Private equity / fund structuring

Private equity / fund structuring

Our experience and know-how enable us to offer advice covering all private equity transactions (seed, venture capital, capital growth and transmission) as well as the structuring of investment funds and management companies. We advise and assist our clients, mainly mid- and upper mid-cap companies and financial institutions (private or institutional funds, groups listed on the SBF 120, large SMEs, family offices, including unregulated funds and trusts), in both advisory and litigation matters.

Legal and tax structuring of private equity funds:

  • Upstream analysis of the appropriate legal and tax structuring: regulated or unregulated fund, type of fund (investment holding company, SCR, FCPR, FPCI, SLP, FPS, etc…);
  • Accompanying the client, if necessary, in the creation and approval of a portfolio management company;
  • Drafting and negotiation of all regulatory and contractual documentation of the fund (Articles of association, regulations or prospectus, key information document, subscription documentation, tax memorandum, vesting contracts, etc…);
  • Procedures with the French regulatory authority, i.e. the Autorité des Marchés Financiers (AMF) (fund approval, pre-marketing, creation, marketing, etc …).
  • Regulatory litigation, assistance to management companies in the context of AMF litigation.

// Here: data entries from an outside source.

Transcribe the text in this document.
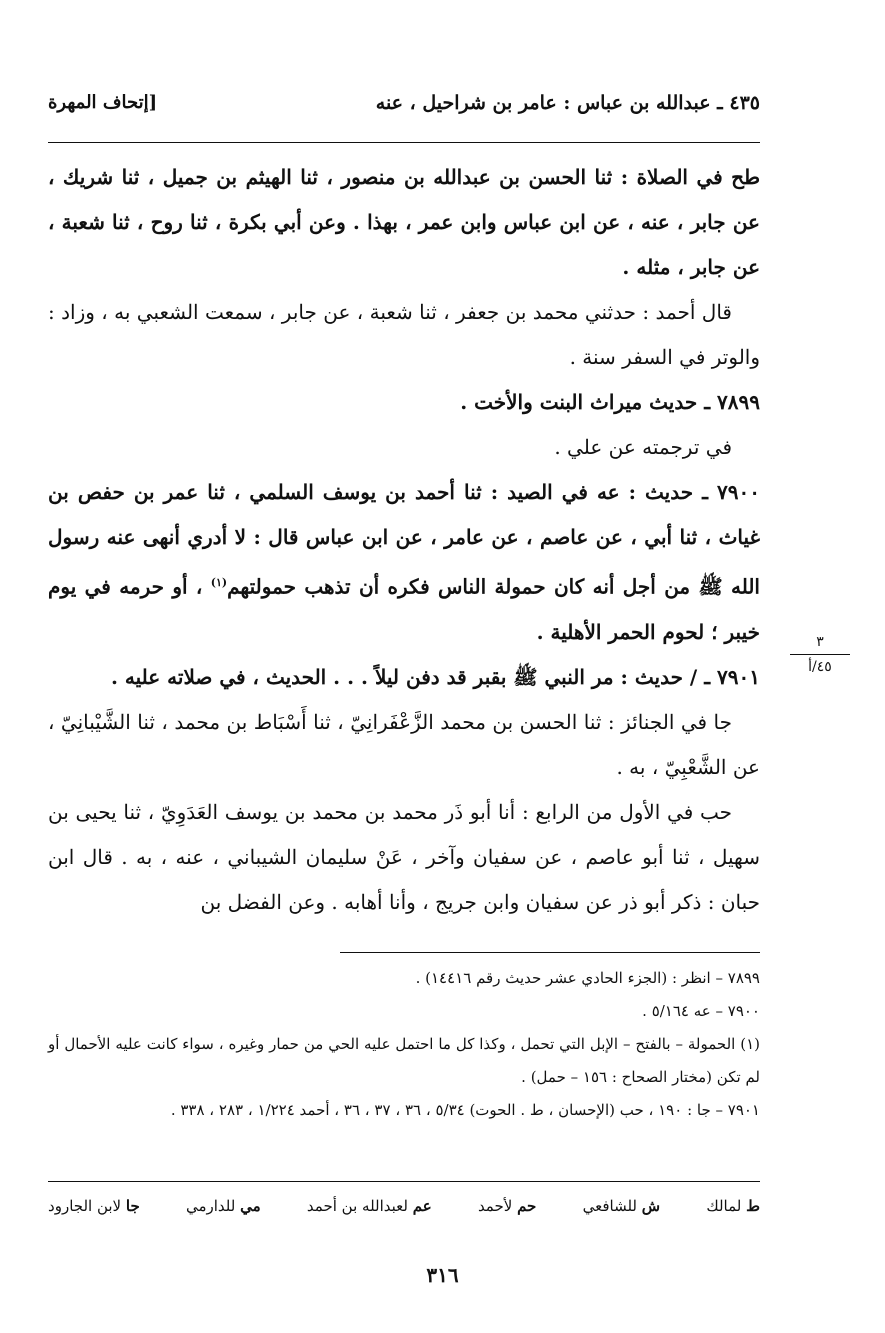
٤٣٥ ـ عبدالله بن عباس : عامر بن شراحيل ، عنه
[إتحاف المهرة

طح في الصلاة : ثنا الحسن بن عبدالله بن منصور ، ثنا الهيثم بن جميل ، ثنا شريك ، عن جابر ، عنه ، عن ابن عباس وابن عمر ، بهذا . وعن أبي بكرة ، ثنا روح ، ثنا شعبة ، عن جابر ، مثله .

قال أحمد : حدثني محمد بن جعفر ، ثنا شعبة ، عن جابر ، سمعت الشعبي به ، وزاد : والوتر في السفر سنة .

٧٨٩٩ ـ حديث ميراث البنت والأخت .

في ترجمته عن علي .

٧٩٠٠ ـ حديث : عه في الصيد : ثنا أحمد بن يوسف السلمي ، ثنا عمر بن حفص بن غياث ، ثنا أبي ، عن عاصم ، عن عامر ، عن ابن عباس قال : لا أدري أنهى عنه رسول الله ﷺ من أجل أنه كان حمولة الناس فكره أن تذهب حمولتهم$^{(١)}$ ، أو حرمه في يوم خيبر ؛ لحوم الحمر الأهلية .

٧٩٠١ ـ / حديث : مر النبي ﷺ بقبر قد دفن ليلاً . . . الحديث ، في صلاته عليه .

جا في الجنائز : ثنا الحسن بن محمد الزَّعْفَرانِيّ ، ثنا أَسْبَاط بن محمد ، ثنا الشَّيْبانِيّ ، عن الشَّعْبِيّ ، به .

حب في الأول من الرابع : أنا أبو ذَر محمد بن محمد بن يوسف العَدَوِيّ ، ثنا يحيى بن سهيل ، ثنا أبو عاصم ، عن سفيان وآخر ، عَنْ سليمان الشيباني ، عنه ، به . قال ابن حبان : ذكر أبو ذر عن سفيان وابن جريج ، وأنا أهابه . وعن الفضل بن

٣
٤٥/أ

٧٨٩٩ – انظر : (الجزء الحادي عشر حديث رقم ١٤٤١٦) .

٧٩٠٠ – عه ٥/١٦٤ .

(١) الحمولة – بالفتح – الإبل التي تحمل ، وكذا كل ما احتمل عليه الحي من حمار وغيره ، سواء كانت عليه الأحمال أو لم تكن (مختار الصحاح : ١٥٦ – حمل) .

٧٩٠١ – جا : ١٩٠ ، حب (الإحسان ، ط . الحوت) ٥/٣٤ ، ٣٦ ، ٣٧ ، ٣٦ ، أحمد ١/٢٢٤ ، ٢٨٣ ، ٣٣٨ .

ط لمالك
ش للشافعي
حم لأحمد
عم لعبدالله بن أحمد
مي للدارمي
جا لابن الجارود
٣١٦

Our company has developed particular expertise in structuring sustainable investment funds (investment funds that aim to take into account environmental, social and sound corporate governance issues in their investment strategy, in addition to financial performance). We have thus been involved in the structuring of funds dedicated to the Social and Solidarity Economy, or funds dedicated to the ecological and energy transition of territories, and more generally investment funds classified as “Article 9”.


Legal and tax structuring of private equity transactions:

Assisting the client throughout its project, from the definition of its scope to its implementation, to its disinvestment/closing:

  • Upstream definition of the most appropriate legal and tax structuring of the proposed transaction (setting up a partnership, investment, disinvestment, etc.) in order to anticipate possible impediments and optimal implementation;
  • Allocation and definition of the roles of each stakeholder in the project: associate/shareholder, investor, partner, supplier etc.. ;
  • Drafting and/or negotiation of the transactional documentation required according to the investment methods chosen: investment agreement, acquisition of shares with or without specific rights attached (common shares, shares with preferential rights, shares with stock warrants attached, ratchets, etc.), issue of securities (BSAir, warrants, convertible bonds into shares, bonds redeemable in shares, etc.) ;
  • Drafting and/or negotiating the documentation defining the relationship between the shareholders/partners (governance, conflict resolutions, share transfers, exit mechanisms, CSR, etc.): shareholders’ agreements, partnership agreements, specific contracts;
  • Drafting and/or negotiation of value creation sharing vehicles (such as free shares, stocks/options, BSPCEs, etc.) and incentives for key people (managers or other employees) or other management packages;
  • Assistance in the unwinding of an investment / disinvestment / exit.

The specificity of our organisation and our transversal approach to the legal profession allow us to offer a full service covering all matters involved, from company law to tax law, to employment law, etc. – and this in all sectors of activity (industry, real estate, public works, tourism, communication, health, etc.).